The U.S. Navy has already spent $12 million on 450,000 gallons of biofuel for this summer's Rim of the Pacific (RIMPAC) fleet exercises. Its $27 per gallon cost caused a row among Republican lawmakers in Congress, who aimed numerous barbs at what they said was the Obama Administration's misplaced priorities.
But despite the ire the Pentagon's expensive R&D plans kicked up in Congress, top commanders have decided to forge ahead into the biofuels arena, with the government pledging $210 million to fund three biofuel refineries.
The navy — the world's largest consumer of diesel fuel — and the Department of Energy have pledged $170 million and $40 million, respectively, in matching funds so that three firms can build the refineries. The idea behind the project is to scale up biofuel production to the point where it won't cost $27 per gallon, but will be much cheaper. According to the Navy's plan, program participants will be on the hook to produce 10 million gallons of biofuel per year.
Sen. James Inhofe (R-Ok.) has accused Navy Secretary Ray Mabus of "squandering dollars," and his supporters have brought the President's Solyndra debacle to light as an example of promoting alternative fuels expansion when the government can't afford it.
But Mabus expressed confidence that, cost aside, maintaining business as usual regarding foreign oil would be a huge national security risk. His reasoning: The navy (and the rest of the military and our civilian infrastructure, for that matter) needs oil to operate. If someone, somehow, manages to cut off the flow of oil to the U.S., the country effectively has no navy.
Sen. Chris Coons (D-Del.) called his GOP counterparts' reluctance to support the navy's above average fuel expenditure for RIMPAC "penny wise and pound foolish." Mabus said that foreign oil price volatility has a huge effect on the Pentagon's budget. A $1 per barrel increase in the price of oil can cost the navy, by itself, $30 million.
The navy plans to execute the project's $30 million first phase this fall, with five contractors getting awards to start work. The second phase, which will narrow the project down to the best three contractors, is scheduled to begin sometime next year. The Pentagon has already received $100 million in funding in the 2012 federal budget, and commanders expect to get another $110 million appropriation for 2013.
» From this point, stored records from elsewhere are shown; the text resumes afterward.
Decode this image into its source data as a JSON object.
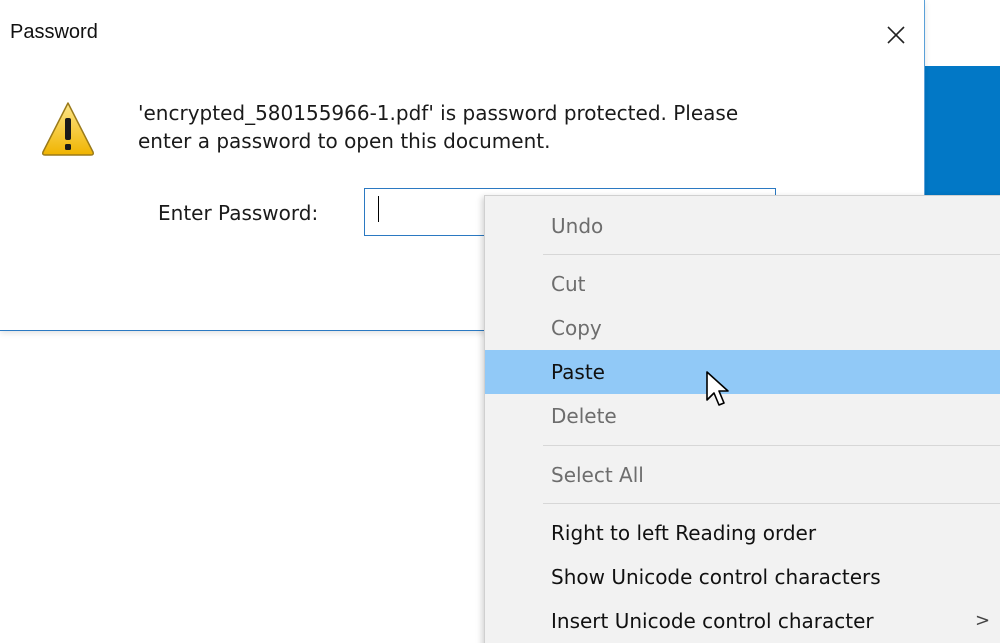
{
  "dialog": {
    "title": "Password",
    "close_icon": "close-icon",
    "warning_icon": "warning-icon",
    "message_line1": "'encrypted_580155966-1.pdf' is password protected. Please",
    "message_line2": "enter a password to open this document.",
    "password_label": "Enter Password:",
    "password_value": ""
  },
  "context_menu": {
    "items": [
      {
        "label": "Undo",
        "enabled": false
      },
      {
        "label": "Cut",
        "enabled": false
      },
      {
        "label": "Copy",
        "enabled": false
      },
      {
        "label": "Paste",
        "enabled": true,
        "highlighted": true
      },
      {
        "label": "Delete",
        "enabled": false
      },
      {
        "label": "Select All",
        "enabled": false
      },
      {
        "label": "Right to left Reading order",
        "enabled": true
      },
      {
        "label": "Show Unicode control characters",
        "enabled": true
      },
      {
        "label": "Insert Unicode control character",
        "enabled": true,
        "submenu_glyph": ">"
      }
    ]
  },
  "colors": {
    "accent_blue": "#0278c6",
    "menu_highlight": "#91c9f7",
    "disabled_text": "#6d6d6d",
    "warning_yellow": "#f5c400"
  }
}
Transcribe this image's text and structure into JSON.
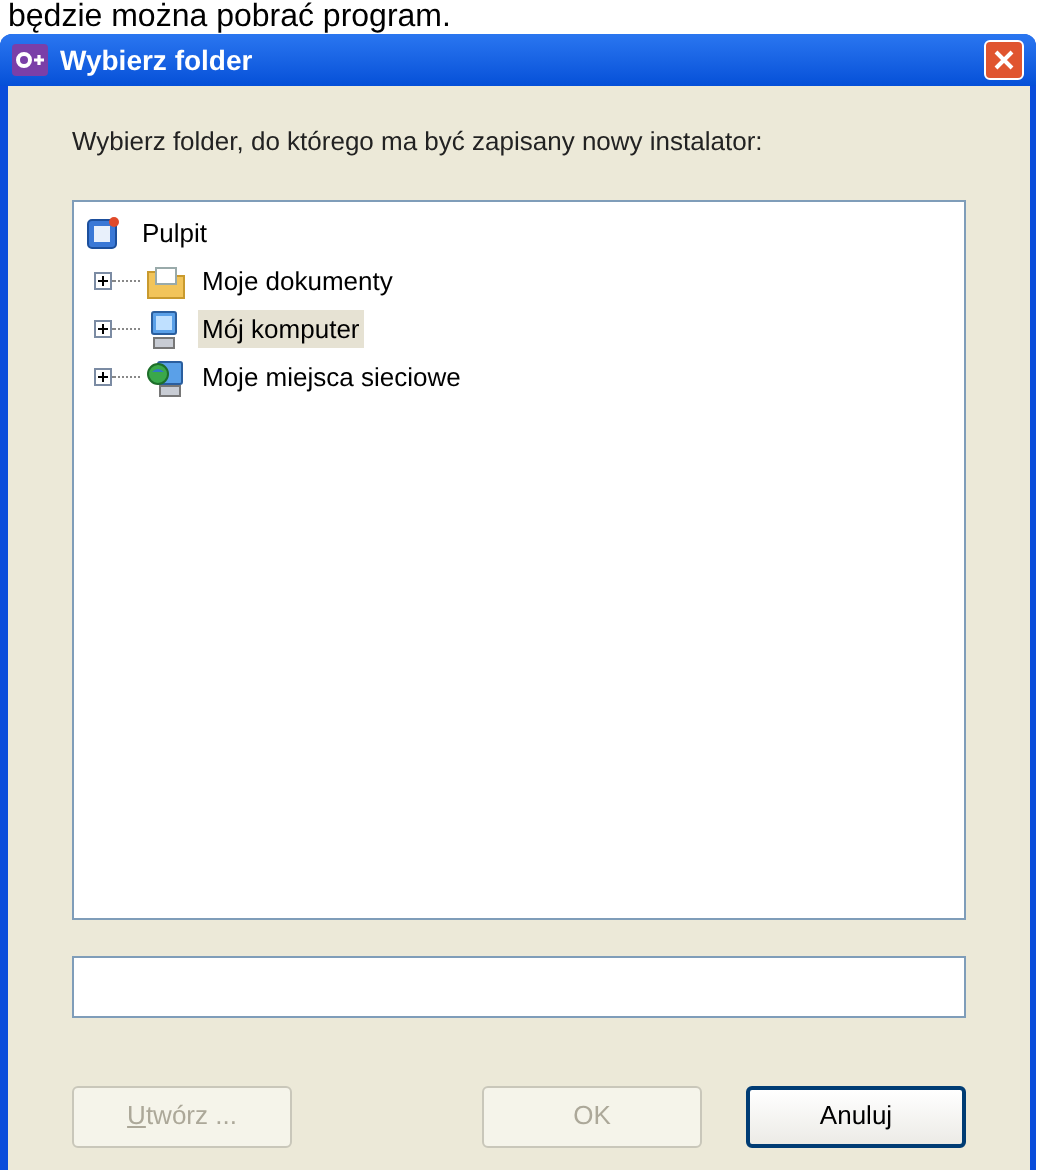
{
  "background_text": "będzie można pobrać program.",
  "window": {
    "title": "Wybierz folder"
  },
  "prompt": "Wybierz folder, do którego ma być zapisany nowy instalator:",
  "tree": {
    "label": "Pulpit",
    "kind": "desktop",
    "expanded": true,
    "selected": false,
    "children": [
      {
        "label": "Moje dokumenty",
        "kind": "documents",
        "expanded": false,
        "selected": false
      },
      {
        "label": "Mój komputer",
        "kind": "computer",
        "expanded": false,
        "selected": true
      },
      {
        "label": "Moje miejsca sieciowe",
        "kind": "network",
        "expanded": false,
        "selected": false
      }
    ]
  },
  "buttons": [
    {
      "label": "Utwórz ...",
      "access_key_underlined": true,
      "disabled": true,
      "default": false
    },
    {
      "label": "OK",
      "disabled": true,
      "default": false
    },
    {
      "label": "Anuluj",
      "disabled": false,
      "default": true
    }
  ]
}
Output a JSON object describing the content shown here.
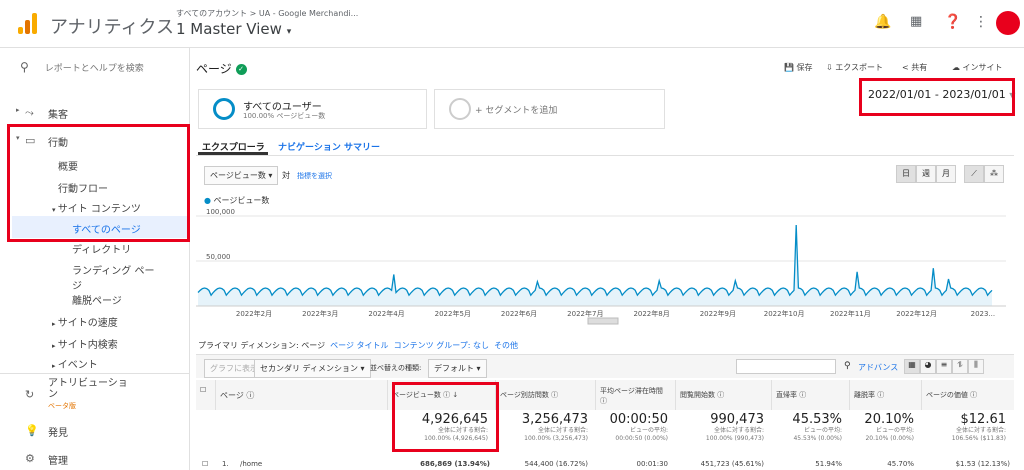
{
  "header": {
    "app_name": "アナリティクス",
    "account_path": "すべてのアカウント > UA - Google Merchandi...",
    "view_name": "1 Master View"
  },
  "sidebar": {
    "search_placeholder": "レポートとヘルプを検索",
    "items": {
      "acquisition": "集客",
      "behavior": "行動",
      "overview": "概要",
      "behavior_flow": "行動フロー",
      "site_content": "サイト コンテンツ",
      "all_pages": "すべてのページ",
      "directory": "ディレクトリ",
      "landing_pages": "ランディング ペー",
      "landing_pages_2": "ジ",
      "exit_pages": "離脱ページ",
      "site_speed": "サイトの速度",
      "site_search": "サイト内検索",
      "events": "イベント",
      "attribution": "アトリビューショ",
      "attribution_2": "ン",
      "beta": "ベータ版",
      "discover": "発見",
      "admin": "管理"
    }
  },
  "main": {
    "page_title": "ページ",
    "actions": {
      "save": "保存",
      "export": "エクスポート",
      "share": "共有",
      "insights": "インサイト"
    },
    "segment_all_users": "すべてのユーザー",
    "segment_sub": "100.00% ページビュー数",
    "segment_add": "+ セグメントを追加",
    "date_range": "2022/01/01 - 2023/01/01",
    "tabs": {
      "explorer": "エクスプローラ",
      "nav_summary": "ナビゲーション サマリー"
    },
    "metric_dropdown": "ページビュー数",
    "vs": "対",
    "select_metric": "指標を選択",
    "period_buttons": [
      "日",
      "週",
      "月"
    ],
    "legend_label": "ページビュー数",
    "primary_dim_label": "プライマリ ディメンション:",
    "primary_dims": [
      "ページ",
      "ページ タイトル",
      "コンテンツ グループ: なし",
      "その他"
    ],
    "plot_rows": "グラフに表示",
    "secondary_dim": "セカンダリ ディメンション",
    "sort_type_label": "並べ替えの種類:",
    "sort_type": "デフォルト",
    "advanced": "アドバンス"
  },
  "chart_data": {
    "type": "line",
    "series": [
      {
        "name": "ページビュー数",
        "color": "#058dc7"
      }
    ],
    "x_ticks": [
      "2022年2月",
      "2022年3月",
      "2022年4月",
      "2022年5月",
      "2022年6月",
      "2022年7月",
      "2022年8月",
      "2022年9月",
      "2022年10月",
      "2022年11月",
      "2022年12月",
      "2023..."
    ],
    "y_ticks": [
      "100,000",
      "50,000"
    ],
    "ylim": [
      0,
      100000
    ],
    "baseline": 15000,
    "weekly_peak": 20000,
    "spikes": [
      {
        "date": "2022/04/01",
        "value": 35000
      },
      {
        "date": "2022/06/06",
        "value": 27000
      },
      {
        "date": "2022/08/01",
        "value": 28000
      },
      {
        "date": "2022/09/05",
        "value": 28000
      },
      {
        "date": "2022/10/03",
        "value": 90000
      },
      {
        "date": "2022/10/31",
        "value": 38000
      },
      {
        "date": "2022/12/05",
        "value": 42000
      },
      {
        "date": "2022/12/12",
        "value": 30000
      }
    ]
  },
  "table": {
    "headers": [
      "ページ",
      "ページビュー数",
      "ページ別訪問数",
      "平均ページ滞在時間",
      "閲覧開始数",
      "直帰率",
      "離脱率",
      "ページの価値"
    ],
    "totals": [
      {
        "value": "4,926,645",
        "sub1": "全体に対する割合:",
        "sub2": "100.00% (4,926,645)"
      },
      {
        "value": "3,256,473",
        "sub1": "全体に対する割合:",
        "sub2": "100.00% (3,256,473)"
      },
      {
        "value": "00:00:50",
        "sub1": "ビューの平均:",
        "sub2": "00:00:50 (0.00%)"
      },
      {
        "value": "990,473",
        "sub1": "全体に対する割合:",
        "sub2": "100.00% (990,473)"
      },
      {
        "value": "45.53%",
        "sub1": "ビューの平均:",
        "sub2": "45.53% (0.00%)"
      },
      {
        "value": "20.10%",
        "sub1": "ビューの平均:",
        "sub2": "20.10% (0.00%)"
      },
      {
        "value": "$12.61",
        "sub1": "全体に対する割合:",
        "sub2": "106.56% ($11.83)"
      }
    ],
    "row1": [
      "1.",
      "/home",
      "686,869 (13.94%)",
      "544,400 (16.72%)",
      "00:01:30",
      "451,723 (45.61%)",
      "51.94%",
      "45.70%",
      "$1.53 (12.13%)"
    ]
  }
}
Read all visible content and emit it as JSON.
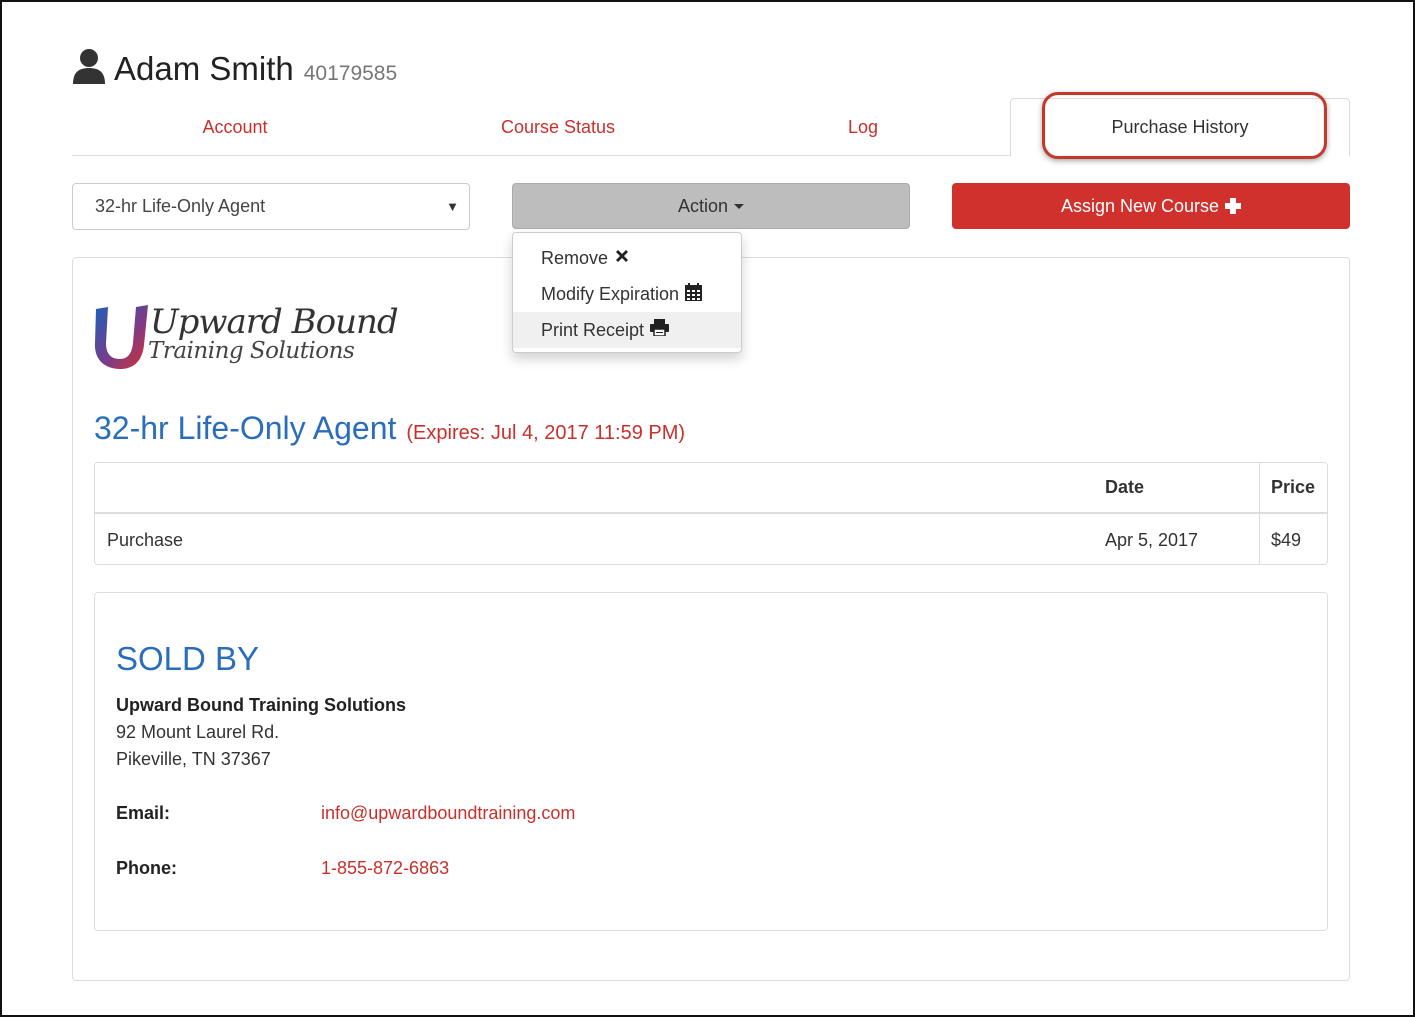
{
  "user": {
    "name": "Adam Smith",
    "id": "40179585",
    "icon": "user-silhouette-icon"
  },
  "tabs": [
    {
      "label": "Account",
      "active": false
    },
    {
      "label": "Course Status",
      "active": false
    },
    {
      "label": "Log",
      "active": false
    },
    {
      "label": "Purchase History",
      "active": true
    }
  ],
  "controls": {
    "course_select_value": "32-hr Life-Only Agent",
    "action_label": "Action",
    "assign_label": "Assign New Course"
  },
  "action_menu": {
    "items": [
      {
        "label": "Remove",
        "icon": "times-icon"
      },
      {
        "label": "Modify Expiration",
        "icon": "calendar-icon"
      },
      {
        "label": "Print Receipt",
        "icon": "print-icon"
      }
    ]
  },
  "logo": {
    "line1": "Upward Bound",
    "line2": "Training Solutions"
  },
  "course": {
    "name": "32-hr Life-Only Agent",
    "expires": "(Expires: Jul 4, 2017 11:59 PM)"
  },
  "table": {
    "headers": [
      "",
      "Date",
      "Price"
    ],
    "rows": [
      [
        "Purchase",
        "Apr 5, 2017",
        "$49"
      ]
    ]
  },
  "sold_by": {
    "title": "SOLD BY",
    "company": "Upward Bound Training Solutions",
    "address1": "92 Mount Laurel Rd.",
    "address2": "Pikeville, TN 37367",
    "email_label": "Email:",
    "email": "info@upwardboundtraining.com",
    "phone_label": "Phone:",
    "phone": "1-855-872-6863"
  },
  "colors": {
    "accent_red": "#d0312d",
    "link_red": "#c9302c",
    "title_blue": "#2a6ebb",
    "annotation_red": "#c0392b"
  }
}
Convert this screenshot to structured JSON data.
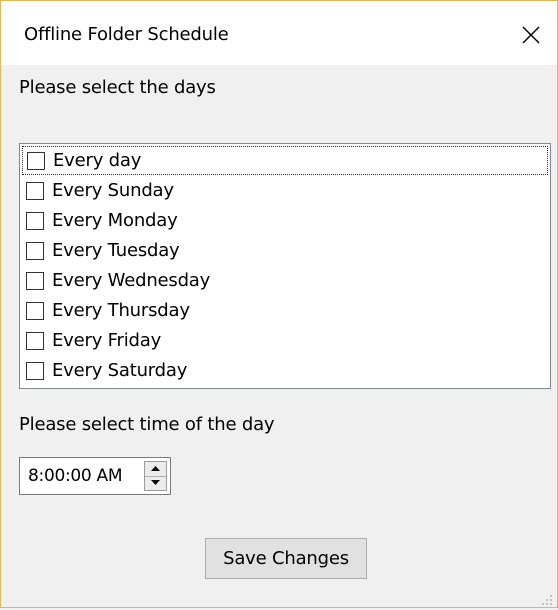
{
  "window": {
    "title": "Offline Folder Schedule"
  },
  "days_section": {
    "label": "Please select the days",
    "items": [
      {
        "label": "Every day",
        "checked": false
      },
      {
        "label": "Every Sunday",
        "checked": false
      },
      {
        "label": "Every Monday",
        "checked": false
      },
      {
        "label": "Every Tuesday",
        "checked": false
      },
      {
        "label": "Every Wednesday",
        "checked": false
      },
      {
        "label": "Every Thursday",
        "checked": false
      },
      {
        "label": "Every Friday",
        "checked": false
      },
      {
        "label": "Every Saturday",
        "checked": false
      }
    ]
  },
  "time_section": {
    "label": "Please select time of the day",
    "value": "8:00:00 AM"
  },
  "actions": {
    "save_label": "Save Changes"
  },
  "icons": {
    "close": "close-icon",
    "spin_up": "chevron-up-icon",
    "spin_down": "chevron-down-icon",
    "resize": "resize-grip-icon"
  }
}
At this point in the game, it's anybody's guess whether or not Mabus' program will come to fruition. But if it does, biofuel, along with natural gas and other alternative fuels, could change the U.S. from the primarily gasoline and diesel-consuming country it is today. The navy is already testing fuels made from algae and other plant-based sources — mixed in a 50/50 blend with conventional fuels — in everything from river assault boats (like the one pictured above) to helicopters (also pictured). Military technology has a tendency to trickle down into the civilian sector, so we'll see what happens.